Bushnell’s post is here.
End Of Update
The methodical march of real science can be painstakingly slow, with dead ends and disappointments spanning years before someone makes a breakthrough – if at all. If or when LENR becomes a widespread and accepted fact, that will change as an increasing number of bright minds and shiny toys lend themselves to the task and make up for the relative paucity of researchers working in the field at present. Meanwhile, it is pretty cool when we get a glimpse behind the scenes. Joe Zawodny of NASA has given us just that in a new video, employing cautious language couched in terms of genuine hope and potential. (Posted yesterday, it looks recent, but I am not sure when the video was made).
No matter your position on the Widom Larsen theory, you have to applaud any credible effort to test it. It seems that Zawodny has developed a method for running parallel samples in a way that does more than increase the number of data points. By comparing one section of the experiment to its neighbor, analysis becomes comparative, the delta less prone to error than the absolute.
We all love to read the tealeaves to figure out what’s happening on the other side of the curtain. The video edit tends to cut from a show-and-tell to a sudden ‘what-if’ vision of the future. I cannot help but wonder what was in between. The public claim appears to be modest (we are testing a theory that may or may not be true) but the sober minds have to tread a fine line. If they did not believe there was strong evidence for LENR (Zawodny specifically refers to this in the video) they would have no hope of getting NASA’s support. That LaRC continues the research and puts its signature to a deliberately public-facing narrative says more than the brightest sceptic can ever manage.
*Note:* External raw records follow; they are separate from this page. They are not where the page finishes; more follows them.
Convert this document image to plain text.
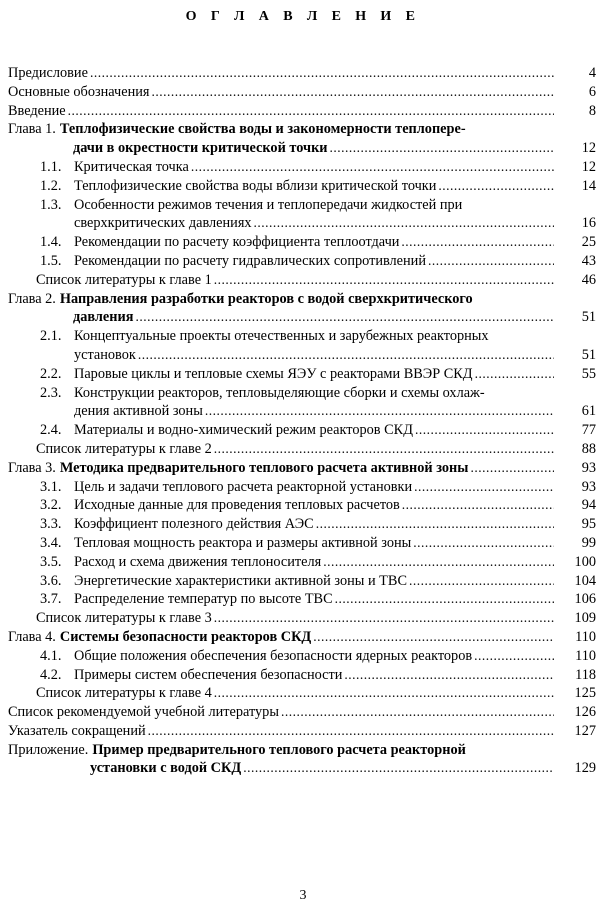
О Г Л А В Л Е Н И Е
Предисловие .....	4
Основные обозначения .....	6
Введение .....	8
Глава 1. Теплофизические свойства воды и закономерности теплопере-
дачи в окрестности критической точки .....	12
1.1. Критическая точка .....	12
1.2. Теплофизические свойства воды вблизи критической точки .....	14
1.3. Особенности режимов течения и теплопередачи жидкостей при
сверхкритических давлениях .....	16
1.4. Рекомендации по расчету коэффициента теплоотдачи .....	25
1.5. Рекомендации по расчету гидравлических сопротивлений .....	43
Список литературы к главе 1 .....	46
Глава 2. Направления разработки реакторов с водой сверхкритического
давления .....	51
2.1. Концептуальные проекты отечественных и зарубежных реакторных
установок .....	51
2.2. Паровые циклы и тепловые схемы ЯЭУ с реакторами ВВЭР СКД .....	55
2.3. Конструкции реакторов, тепловыделяющие сборки и схемы охлаж-
дения активной зоны .....	61
2.4. Материалы и водно-химический режим реакторов СКД .....	77
Список литературы к главе 2 .....	88
Глава 3. Методика предварительного теплового расчета активной зоны .....	93
3.1. Цель и задачи теплового расчета реакторной установки .....	93
3.2. Исходные данные для проведения тепловых расчетов .....	94
3.3. Коэффициент полезного действия АЭС .....	95
3.4. Тепловая мощность реактора и размеры активной зоны .....	99
3.5. Расход и схема движения теплоносителя .....	100
3.6. Энергетические характеристики активной зоны и ТВС .....	104
3.7. Распределение температур по высоте ТВС .....	106
Список литературы к главе 3 .....	109
Глава 4. Системы безопасности реакторов СКД .....	110
4.1. Общие положения обеспечения безопасности ядерных реакторов .....	110
4.2. Примеры систем обеспечения безопасности .....	118
Список литературы к главе 4 .....	125
Список рекомендуемой учебной литературы .....	126
Указатель сокращений .....	127
Приложение. Пример предварительного теплового расчета реакторной
установки с водой СКД .....	129
3
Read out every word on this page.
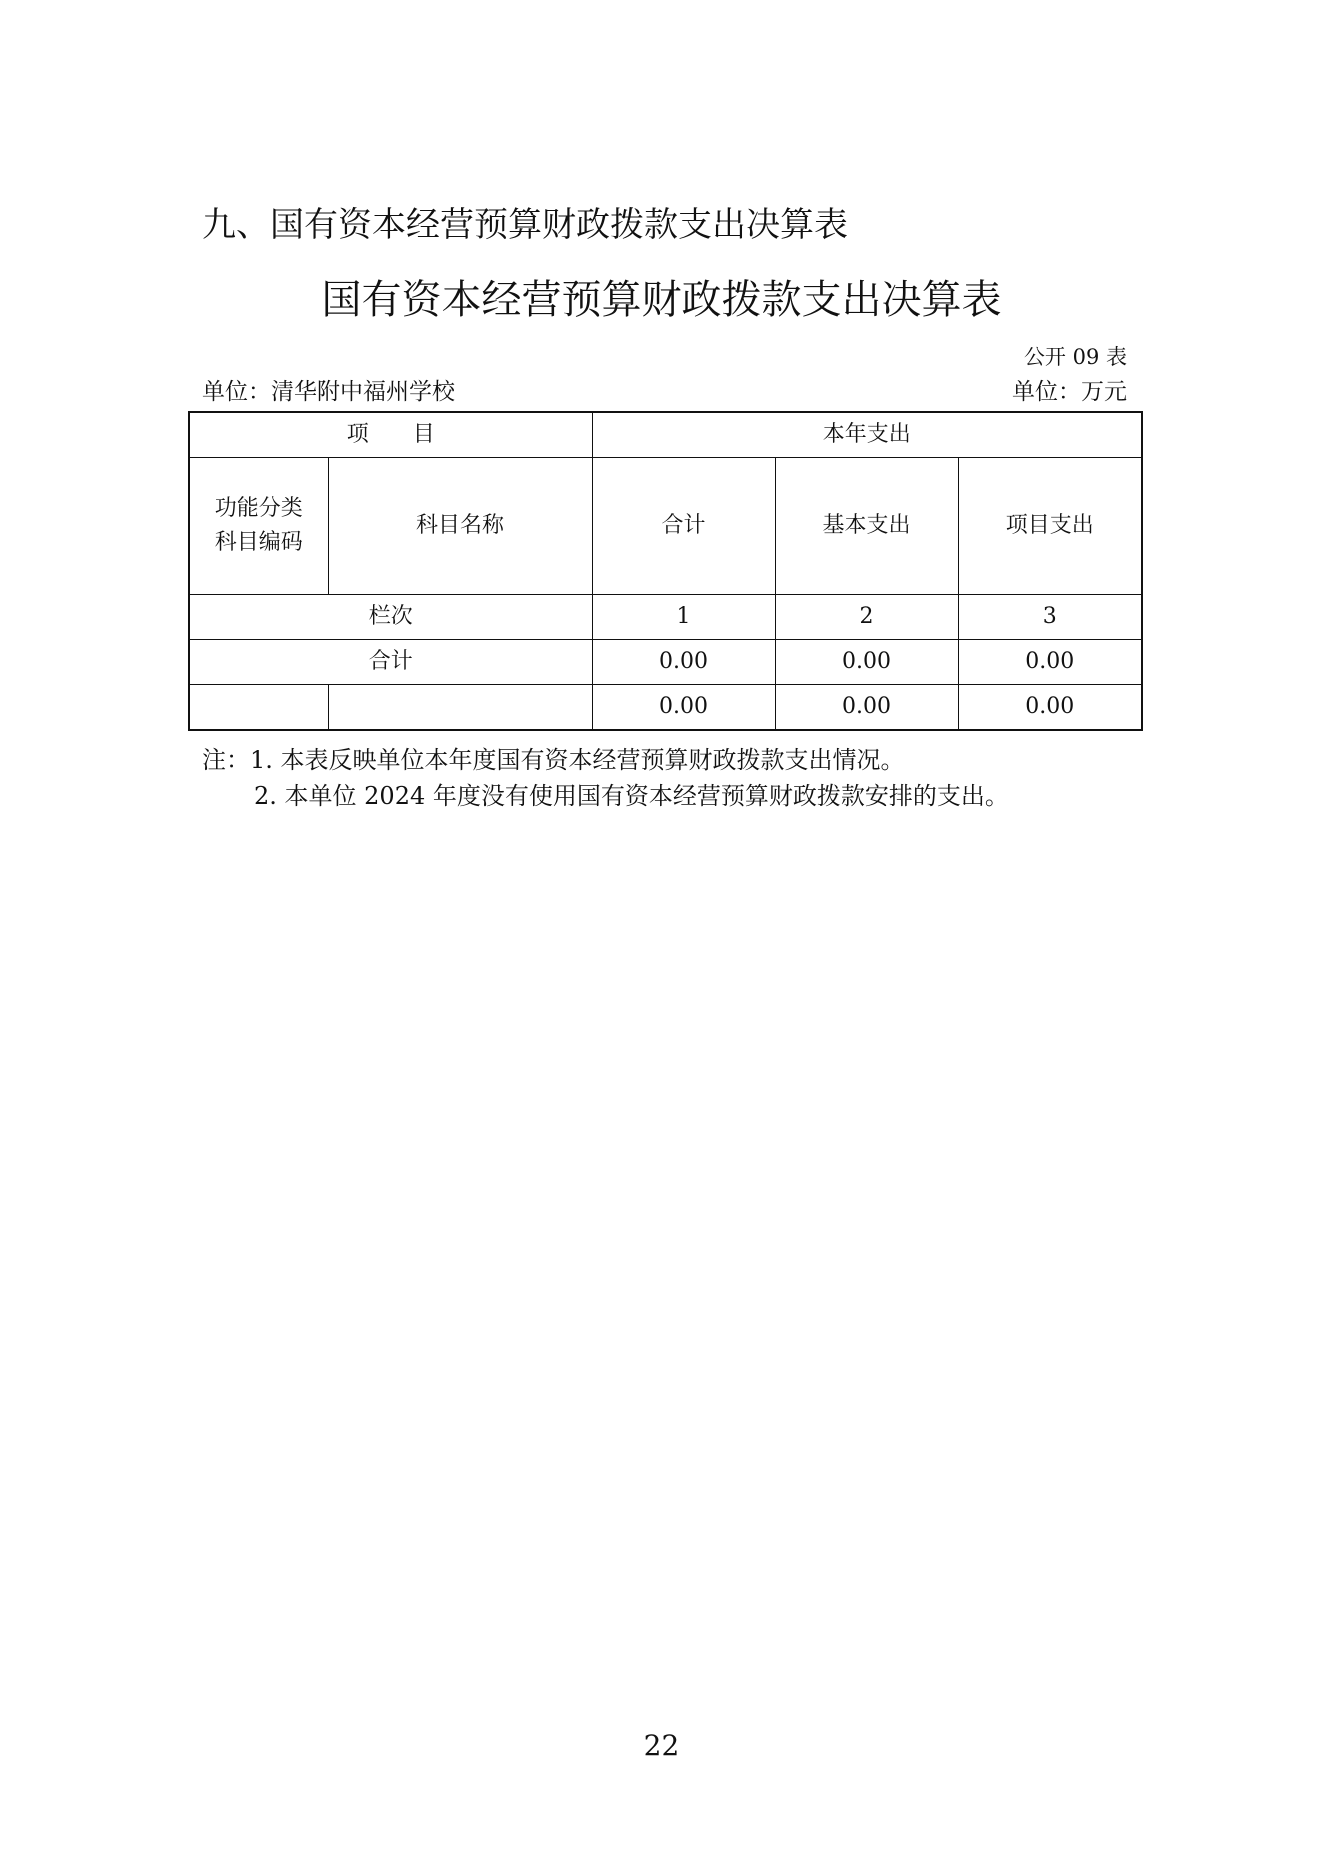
九、国有资本经营预算财政拨款支出决算表
国有资本经营预算财政拨款支出决算表
公开 09 表
单位：清华附中福州学校	单位：万元
项　　目		本年支出		

功能分类科目编码	科目名称	合计	基本支出	项目支出
栏次		1	2	3
合计		0.00	0.00	0.00
		0.00	0.00	0.00
注：1. 本表反映单位本年度国有资本经营预算财政拨款支出情况。
2. 本单位 2024 年度没有使用国有资本经营预算财政拨款安排的支出。
22
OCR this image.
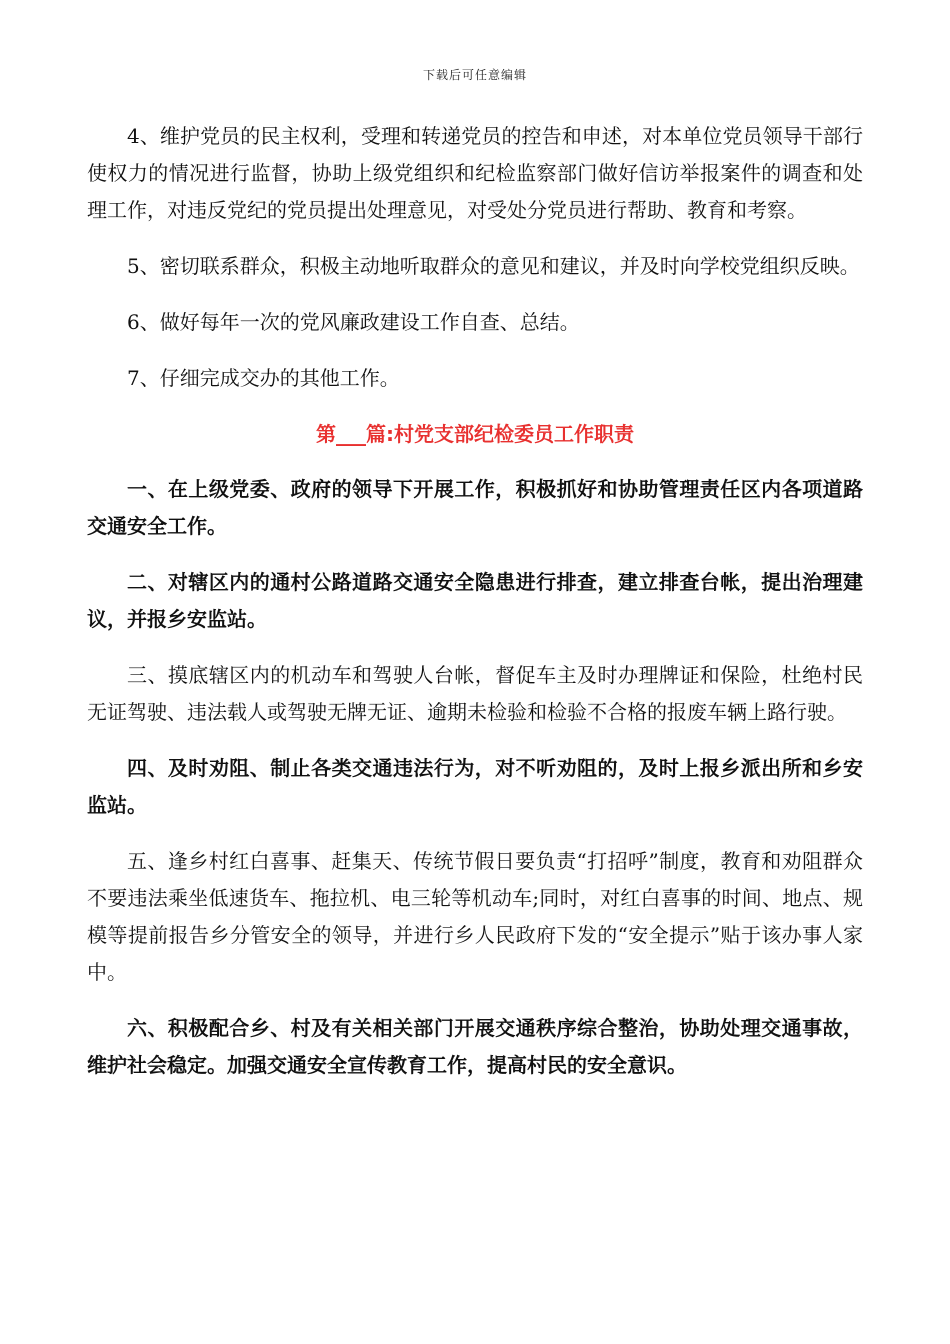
下载后可任意编辑

4、维护党员的民主权利，受理和转递党员的控告和申述，对本单位党员领导干部行使权力的情况进行监督，协助上级党组织和纪检监察部门做好信访举报案件的调查和处理工作，对违反党纪的党员提出处理意见，对受处分党员进行帮助、教育和考察。

5、密切联系群众，积极主动地听取群众的意见和建议，并及时向学校党组织反映。

6、做好每年一次的党风廉政建设工作自查、总结。

7、仔细完成交办的其他工作。

第___篇:村党支部纪检委员工作职责

一、在上级党委、政府的领导下开展工作，积极抓好和协助管理责任区内各项道路交通安全工作。

二、对辖区内的通村公路道路交通安全隐患进行排查，建立排查台帐，提出治理建议，并报乡安监站。

三、摸底辖区内的机动车和驾驶人台帐，督促车主及时办理牌证和保险，杜绝村民无证驾驶、违法载人或驾驶无牌无证、逾期未检验和检验不合格的报废车辆上路行驶。

四、及时劝阻、制止各类交通违法行为，对不听劝阻的，及时上报乡派出所和乡安监站。

五、逢乡村红白喜事、赶集天、传统节假日要负责“打招呼”制度，教育和劝阻群众不要违法乘坐低速货车、拖拉机、电三轮等机动车;同时，对红白喜事的时间、地点、规模等提前报告乡分管安全的领导，并进行乡人民政府下发的“安全提示”贴于该办事人家中。

六、积极配合乡、村及有关相关部门开展交通秩序综合整治，协助处理交通事故，维护社会稳定。加强交通安全宣传教育工作，提高村民的安全意识。
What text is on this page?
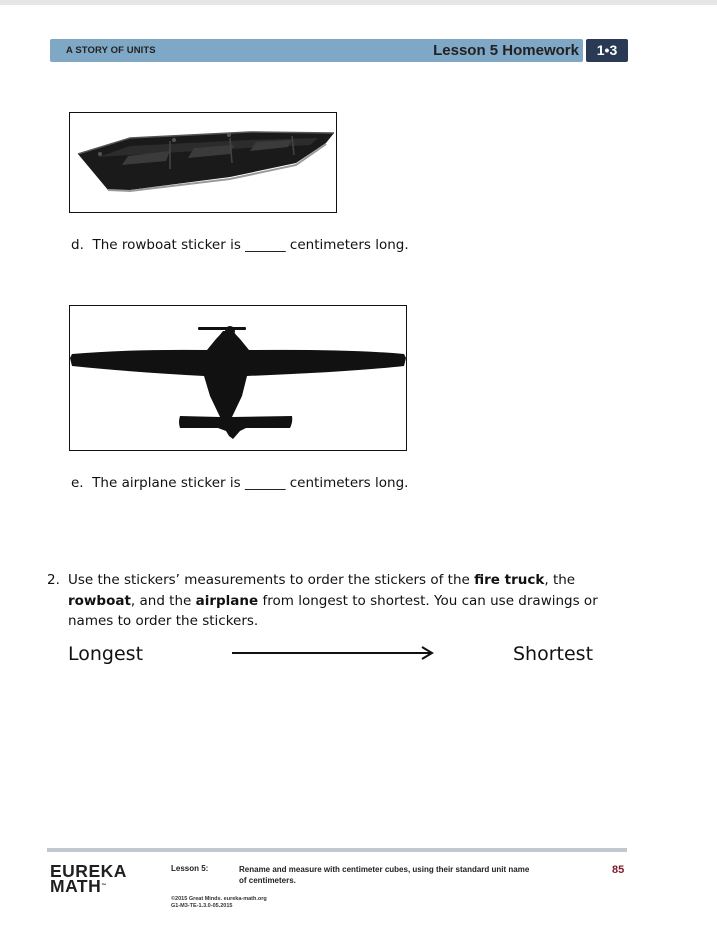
A STORY OF UNITS	Lesson 5 Homework	1•3
d.  The rowboat sticker is ______ centimeters long.
e.  The airplane sticker is ______ centimeters long.
2. Use the stickers’ measurements to order the stickers of the fire truck, the
rowboat, and the airplane from longest to shortest. You can use drawings or names to order the stickers.
Longest	Shortest
EUREKA
MATH™
Lesson 5:	Rename and measure with centimeter cubes, using their standard unit name of centimeters.
85
©2015 Great Minds. eureka-math.org
G1-M3-TE-1.3.0-05.2015
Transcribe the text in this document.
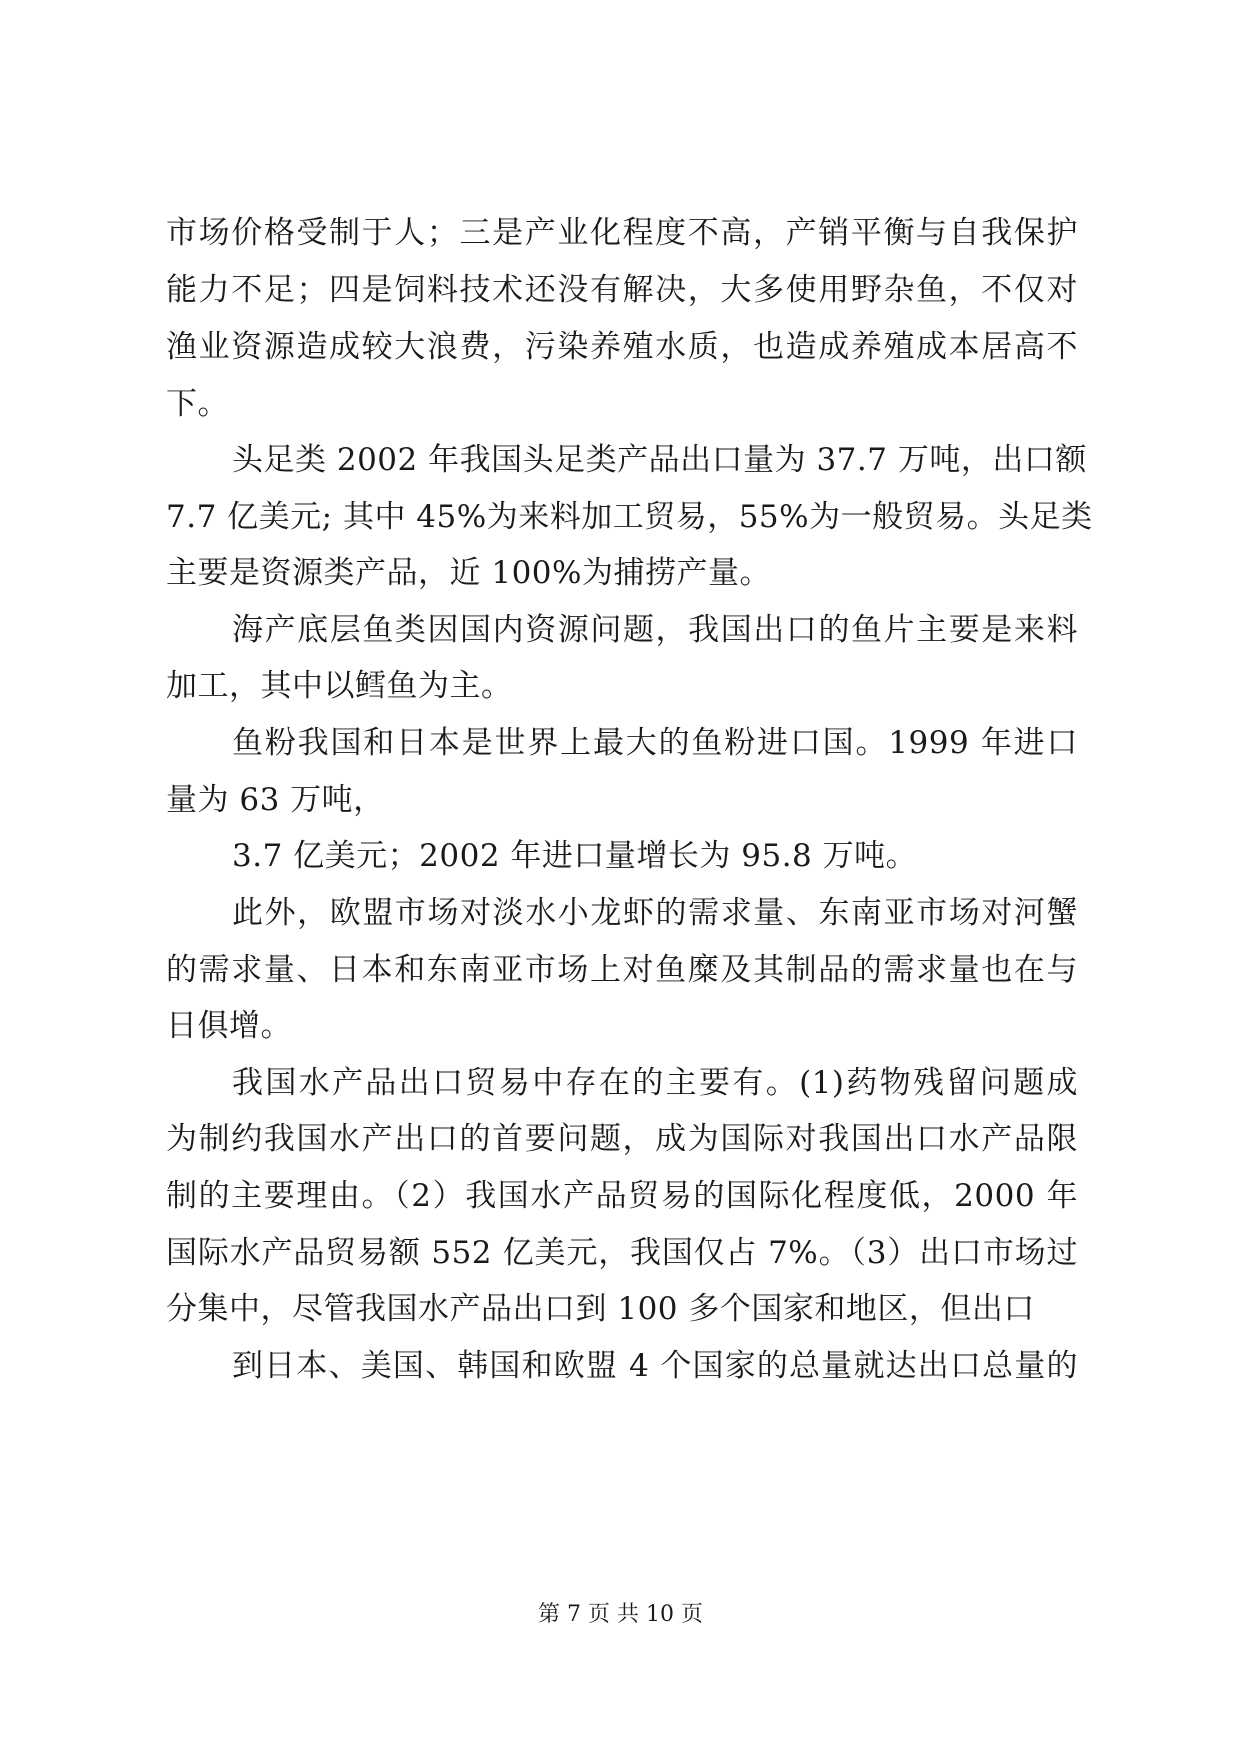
市场价格受制于人；三是产业化程度不高，产销平衡与自我保护
能力不足；四是饲料技术还没有解决，大多使用野杂鱼，不仅对
渔业资源造成较大浪费，污染养殖水质，也造成养殖成本居高不
下。
头足类 2002 年我国头足类产品出口量为 37.7 万吨，出口额
7.7 亿美元; 其中 45%为来料加工贸易，55%为一般贸易。头足类
主要是资源类产品，近 100%为捕捞产量。
海产底层鱼类因国内资源问题，我国出口的鱼片主要是来料
加工，其中以鳕鱼为主。
鱼粉我国和日本是世界上最大的鱼粉进口国。1999 年进口
量为 63 万吨，
3.7 亿美元；2002 年进口量增长为 95.8 万吨。
此外，欧盟市场对淡水小龙虾的需求量、东南亚市场对河蟹
的需求量、日本和东南亚市场上对鱼糜及其制品的需求量也在与
日俱增。
我国水产品出口贸易中存在的主要有。(1)药物残留问题成
为制约我国水产出口的首要问题，成为国际对我国出口水产品限
制的主要理由。（2）我国水产品贸易的国际化程度低，2000 年
国际水产品贸易额 552 亿美元，我国仅占 7%。（3）出口市场过
分集中，尽管我国水产品出口到 100 多个国家和地区，但出口
到日本、美国、韩国和欧盟 4 个国家的总量就达出口总量的
第 7 页 共 10 页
There is value in tough review but it only goes so far. In citing such criticism in the video, Zawodny is indirectly offering critics partial credit for inspiring the experiment’s design. Without peer review, sloppy work can pass unchallenged. However, when an experienced scientist spends as much time on a negative campaign as a hands-on researcher does in making things happen, we have to wonder at motive. Such a campaign begins to look more like lobbying than science. A common argument says that we should look at the meat of any critique and not at its source but that is an oversimplification. No critic has brought down the LENR house of cards but merely points out (obsessively) that proof has not yet been delivered. Fair enough. It is easy to pick holes and not so easy to make things happen in the real world. Zawodny and his like are putting their careers on the line while some anonymous critics attack anything positive that surfaces from their labs. Popeye’s points (whoever he is) are incisive and worth reading but while he is making his view heard on this site with astonishing regularity, remember that progress at the LENR coal face and the voices coming from it will be more measured and infrequent. The volume of argument is not a measure of its weight.
Meanwhile, evidence for LENR is growing. I suggest we pay careful attention to Zawodny and the guys who are actually trying to make things happen even if they are often too busy to talk and each step on the journey is measured by the calendar and not per post.